Utah lawmakers are wondering how much money they'll have to fund public education in Utah. The dysfunctions that plague national politics in Washington D.C. -- its massive debt and promises of belt-tightening that are later procrastinated -- can lead state lawmakers guessing as to whether Utah's finances will be in the black or the red. This year the fiscal cliff and scheduled budget cuts could affect Utah. Budget numbers will come out on Feb. 19. There's a good chance the state will have a deficit.

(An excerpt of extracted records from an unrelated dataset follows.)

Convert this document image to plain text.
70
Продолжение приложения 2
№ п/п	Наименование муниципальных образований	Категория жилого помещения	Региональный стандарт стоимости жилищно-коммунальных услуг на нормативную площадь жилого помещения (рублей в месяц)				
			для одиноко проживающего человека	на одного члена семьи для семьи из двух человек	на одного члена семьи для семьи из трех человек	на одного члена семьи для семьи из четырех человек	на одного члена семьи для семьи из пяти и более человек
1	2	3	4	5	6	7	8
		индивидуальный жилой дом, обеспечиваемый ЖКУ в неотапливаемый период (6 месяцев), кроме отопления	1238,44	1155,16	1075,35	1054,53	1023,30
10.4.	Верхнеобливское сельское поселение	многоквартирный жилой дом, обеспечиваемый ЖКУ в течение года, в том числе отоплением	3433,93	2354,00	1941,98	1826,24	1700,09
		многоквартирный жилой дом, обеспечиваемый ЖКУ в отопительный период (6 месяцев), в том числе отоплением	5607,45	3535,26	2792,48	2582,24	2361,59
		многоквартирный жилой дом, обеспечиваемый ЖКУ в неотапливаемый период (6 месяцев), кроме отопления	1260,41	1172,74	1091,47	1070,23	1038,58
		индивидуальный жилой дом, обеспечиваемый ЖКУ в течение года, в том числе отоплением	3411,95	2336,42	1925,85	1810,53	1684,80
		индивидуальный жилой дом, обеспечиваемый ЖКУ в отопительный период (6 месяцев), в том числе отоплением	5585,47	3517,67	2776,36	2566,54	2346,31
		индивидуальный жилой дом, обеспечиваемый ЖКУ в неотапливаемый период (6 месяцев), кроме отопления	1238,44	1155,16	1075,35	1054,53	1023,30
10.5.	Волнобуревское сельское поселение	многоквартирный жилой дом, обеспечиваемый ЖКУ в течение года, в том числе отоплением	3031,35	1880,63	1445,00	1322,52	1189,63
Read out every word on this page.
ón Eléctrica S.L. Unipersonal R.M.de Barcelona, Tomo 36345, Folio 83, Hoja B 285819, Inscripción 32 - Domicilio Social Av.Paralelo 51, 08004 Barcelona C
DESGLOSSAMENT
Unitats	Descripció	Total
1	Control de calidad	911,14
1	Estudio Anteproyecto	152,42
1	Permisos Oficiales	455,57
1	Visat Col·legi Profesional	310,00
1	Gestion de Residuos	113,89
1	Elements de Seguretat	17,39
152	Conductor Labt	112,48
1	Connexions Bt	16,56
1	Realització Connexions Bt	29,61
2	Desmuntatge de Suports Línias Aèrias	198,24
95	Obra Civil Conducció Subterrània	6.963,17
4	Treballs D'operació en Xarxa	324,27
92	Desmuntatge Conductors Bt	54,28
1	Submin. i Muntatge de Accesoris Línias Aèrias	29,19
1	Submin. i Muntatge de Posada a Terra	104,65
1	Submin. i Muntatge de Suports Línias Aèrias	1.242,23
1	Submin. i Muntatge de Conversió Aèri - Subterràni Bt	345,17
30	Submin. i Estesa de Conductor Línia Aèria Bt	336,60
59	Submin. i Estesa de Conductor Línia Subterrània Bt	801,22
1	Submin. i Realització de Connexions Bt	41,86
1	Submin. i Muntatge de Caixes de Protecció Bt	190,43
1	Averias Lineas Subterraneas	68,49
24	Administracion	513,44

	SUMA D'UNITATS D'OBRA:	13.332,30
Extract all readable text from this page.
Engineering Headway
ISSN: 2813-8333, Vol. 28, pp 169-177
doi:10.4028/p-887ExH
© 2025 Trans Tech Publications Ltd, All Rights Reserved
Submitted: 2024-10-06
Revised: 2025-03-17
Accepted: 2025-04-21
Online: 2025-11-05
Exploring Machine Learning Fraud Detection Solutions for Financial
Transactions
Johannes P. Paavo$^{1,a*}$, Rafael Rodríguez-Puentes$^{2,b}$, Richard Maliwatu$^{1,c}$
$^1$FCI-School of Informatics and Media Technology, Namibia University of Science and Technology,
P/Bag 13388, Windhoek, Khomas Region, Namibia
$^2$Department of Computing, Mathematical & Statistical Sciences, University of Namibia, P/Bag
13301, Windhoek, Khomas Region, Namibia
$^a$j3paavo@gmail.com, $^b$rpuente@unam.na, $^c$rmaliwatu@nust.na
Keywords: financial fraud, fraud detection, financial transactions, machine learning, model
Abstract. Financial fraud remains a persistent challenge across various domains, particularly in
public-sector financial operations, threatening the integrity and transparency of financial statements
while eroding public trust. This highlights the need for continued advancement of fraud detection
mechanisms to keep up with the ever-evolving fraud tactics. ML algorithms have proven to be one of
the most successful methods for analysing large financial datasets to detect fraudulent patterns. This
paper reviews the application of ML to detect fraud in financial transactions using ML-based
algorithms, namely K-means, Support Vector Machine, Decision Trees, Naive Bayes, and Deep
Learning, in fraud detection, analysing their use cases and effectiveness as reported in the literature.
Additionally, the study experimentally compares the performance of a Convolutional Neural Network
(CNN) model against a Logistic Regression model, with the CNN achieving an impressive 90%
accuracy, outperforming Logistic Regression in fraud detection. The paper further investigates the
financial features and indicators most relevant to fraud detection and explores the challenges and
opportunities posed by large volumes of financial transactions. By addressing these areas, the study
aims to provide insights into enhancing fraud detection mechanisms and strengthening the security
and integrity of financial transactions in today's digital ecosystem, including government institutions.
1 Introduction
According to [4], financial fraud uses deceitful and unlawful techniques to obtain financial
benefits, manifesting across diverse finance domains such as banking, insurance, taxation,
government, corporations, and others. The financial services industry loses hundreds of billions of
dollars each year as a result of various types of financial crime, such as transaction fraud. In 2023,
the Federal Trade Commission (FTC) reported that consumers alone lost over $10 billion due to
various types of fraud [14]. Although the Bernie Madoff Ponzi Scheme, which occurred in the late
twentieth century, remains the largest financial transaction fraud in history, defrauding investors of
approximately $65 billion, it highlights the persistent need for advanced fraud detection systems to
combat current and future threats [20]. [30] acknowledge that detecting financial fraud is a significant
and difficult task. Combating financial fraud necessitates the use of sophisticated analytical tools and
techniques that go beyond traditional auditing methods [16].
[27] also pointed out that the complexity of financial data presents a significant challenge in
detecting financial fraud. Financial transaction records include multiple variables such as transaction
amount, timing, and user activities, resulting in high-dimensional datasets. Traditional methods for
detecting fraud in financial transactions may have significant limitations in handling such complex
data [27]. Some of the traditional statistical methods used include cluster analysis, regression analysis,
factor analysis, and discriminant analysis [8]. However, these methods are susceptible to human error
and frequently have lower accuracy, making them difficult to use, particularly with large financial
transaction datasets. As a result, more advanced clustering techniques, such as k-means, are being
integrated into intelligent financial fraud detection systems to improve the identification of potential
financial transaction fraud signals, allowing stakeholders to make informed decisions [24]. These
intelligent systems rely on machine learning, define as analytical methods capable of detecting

Nevertheless, it's critical that Utah lawmakers make sure that our state's educational needs are met. Frankly, Utah needs more funding in education. Compared to most other states, our funding is poor. Our schools have grown at an annual rate of 2.2 percent the last few years. Legislators work hard to find ways to meet the increases, and we appreciate that. However, there needs to be a renewed effort to brainstorm more ways to increase money for schools.
The Republican leadership is very cool to a tax hike. We understand those concerns. The economy is still struggling. However, there are long-term implications when Utah's education spending remains relatively low compared to the rest of the nation. Our schools suffer in quality compared to other schools. Our best students choose universities outside of the state. Invariably, many of our brightest young adults choose to pursue careers outside of the state.
Rep. Brad Dee, R-Washington Terrace, is correct when he urges more emphasis in the areas of science and technology for students, particularly earlier in students' educational experience. We need to pursue educational opportunities for our students in areas that will be highly valued and much-needed in the future. We need Utah to be a state that is regarded as having an educational system that is forward thinking, attracts outside attention and is appealing to the brightest minds.
As decisions are made for funding education in Utah, educators must remember that money for education is an investment, not an expenditure.